A ne pas perdre de vue dans ces temps difficiles : l'accumulation de matière lourde n'est que celle de la terre sur la graine à germer. Terre et fumier.
Les maîtres du temps présent ne dissimulent plus leur volonté de nous asservir tous, quelles que soient notre couleur, notre âge, notre classe sociale, notre religion. La haine et le dégoût qu'ils inspirent est un puissant fertilisant. Tous esclaves d'un même maître, le dieu de la matière. Comme l'a démontré René Guénon - béni soit-il - ce dieu là veut d'innombrables sujets. Croissez et multipliez, esclaves nus et démunis de toute liberté, de toute conscience !
Ce déferlement de pesanteur et de contraintes est insupportable et nous mène au cancer, au suicide, au renoncement, au goulag ou à l'hopital psychiatrique au pire, à l'éclosion tant désirée au mieux.
Car ce choix ne nous est pas enlevé. La pression, l'insuportable pression qui nous écrase, le rabot qui nous lamine, le vent qui nous balaie sont en vérité nos meilleurs alliés pour que nous franchissions le pas qui s'ouvre devant nous.
Poussés au cul par l'inconcevable, l'inadmissible. Passerions-nous, sans cela ?
Il y a maintenant 30 ans, je roulais en 2CV camionnette, dans laquelle ce jour là, j'avais avec l'aide d'une autre personne, péniblement déposé un gros et très lourd compresseur qu'on m'avait prêté, que j'allais rendre, et que j'avais prévu de débarquer avec de l'aide, bien sûr.
Pour une raison floue, je me suis soudain trouvé privé de frein. Arrivant à un stop, j'ai rétrogradé au maximum, puis j'ai ouvert la porte pour freiner au pied.
Et là, des flammes ont surgi de sous la voiture qui brûlait. J'ai instantanément pensé au compresseur. Je suis sorti à toute vitesse, ai ouvert les portes arrière, empoigné ce gros truc, l'ai porté sur vingt ou trente mètres avant de le poser sur le bas-côté, et de regarder flamber la voiture. Puis de me rendre compte que j'avais accompli spontanément sous la pression un tour de force.
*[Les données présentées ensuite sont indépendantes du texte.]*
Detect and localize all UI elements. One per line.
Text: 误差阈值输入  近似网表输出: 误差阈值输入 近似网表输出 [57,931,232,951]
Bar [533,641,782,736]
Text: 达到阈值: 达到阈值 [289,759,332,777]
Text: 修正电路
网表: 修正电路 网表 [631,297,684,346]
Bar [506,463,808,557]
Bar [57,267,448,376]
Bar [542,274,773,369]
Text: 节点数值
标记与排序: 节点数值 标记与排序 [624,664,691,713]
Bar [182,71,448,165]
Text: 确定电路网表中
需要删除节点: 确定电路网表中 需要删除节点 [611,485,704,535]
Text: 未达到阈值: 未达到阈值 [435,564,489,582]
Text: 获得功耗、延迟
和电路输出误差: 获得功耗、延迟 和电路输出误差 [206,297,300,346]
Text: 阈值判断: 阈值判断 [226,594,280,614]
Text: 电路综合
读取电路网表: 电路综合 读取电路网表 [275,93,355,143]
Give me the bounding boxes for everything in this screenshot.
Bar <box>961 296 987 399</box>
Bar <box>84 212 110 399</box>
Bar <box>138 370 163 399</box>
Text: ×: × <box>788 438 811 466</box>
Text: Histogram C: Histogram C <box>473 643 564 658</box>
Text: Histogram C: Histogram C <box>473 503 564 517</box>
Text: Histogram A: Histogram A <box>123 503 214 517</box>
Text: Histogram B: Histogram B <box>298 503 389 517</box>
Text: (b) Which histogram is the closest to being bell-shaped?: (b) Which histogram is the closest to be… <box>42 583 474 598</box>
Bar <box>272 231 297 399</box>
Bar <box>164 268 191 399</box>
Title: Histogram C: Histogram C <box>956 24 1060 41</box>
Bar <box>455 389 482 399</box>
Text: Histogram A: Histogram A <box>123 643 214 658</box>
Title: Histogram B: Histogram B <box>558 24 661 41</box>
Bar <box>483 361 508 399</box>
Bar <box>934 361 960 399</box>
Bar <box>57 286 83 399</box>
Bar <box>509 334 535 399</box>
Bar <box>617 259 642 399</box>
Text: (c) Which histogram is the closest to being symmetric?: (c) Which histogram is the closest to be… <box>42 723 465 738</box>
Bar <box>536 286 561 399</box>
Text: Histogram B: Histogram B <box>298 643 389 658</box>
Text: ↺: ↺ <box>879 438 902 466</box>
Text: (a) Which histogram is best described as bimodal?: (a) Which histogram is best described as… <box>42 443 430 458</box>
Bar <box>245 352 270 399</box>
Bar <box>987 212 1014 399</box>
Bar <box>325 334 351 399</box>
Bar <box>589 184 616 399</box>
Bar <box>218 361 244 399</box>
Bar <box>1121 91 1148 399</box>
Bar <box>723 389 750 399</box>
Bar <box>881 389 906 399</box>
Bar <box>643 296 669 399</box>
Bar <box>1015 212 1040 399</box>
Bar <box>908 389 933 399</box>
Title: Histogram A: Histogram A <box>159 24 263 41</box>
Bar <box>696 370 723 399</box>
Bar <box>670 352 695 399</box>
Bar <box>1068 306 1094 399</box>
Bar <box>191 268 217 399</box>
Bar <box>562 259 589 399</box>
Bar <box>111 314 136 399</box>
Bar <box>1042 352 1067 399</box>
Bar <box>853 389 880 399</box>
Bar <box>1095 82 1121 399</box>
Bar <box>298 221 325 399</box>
L'objet devait peser 80 ou 100 kg.
La sagesse populaire le sait : la peur donne des ailes.
Lao Yu aussi : c'est dans la chute que les ailes poussent, dit-il.
Nous sommes des graines spirituelles semées en terre, sur lesquelles les laborieux et fétides jardiniers du pire jettent leurs maléfices.
Notre choix est le suivant : mourir étouffés, vaincus, submergés par la pesanteur sous toutes ses formes, peur, regret, attachement, ou jeter hors de la carapace de notre ego ce germe puissant qui seul peut soulever cette croûte et grimper vers le ciel, renversant tous les obstacles.
Garder un espoir pour la soif, telle est la Voie.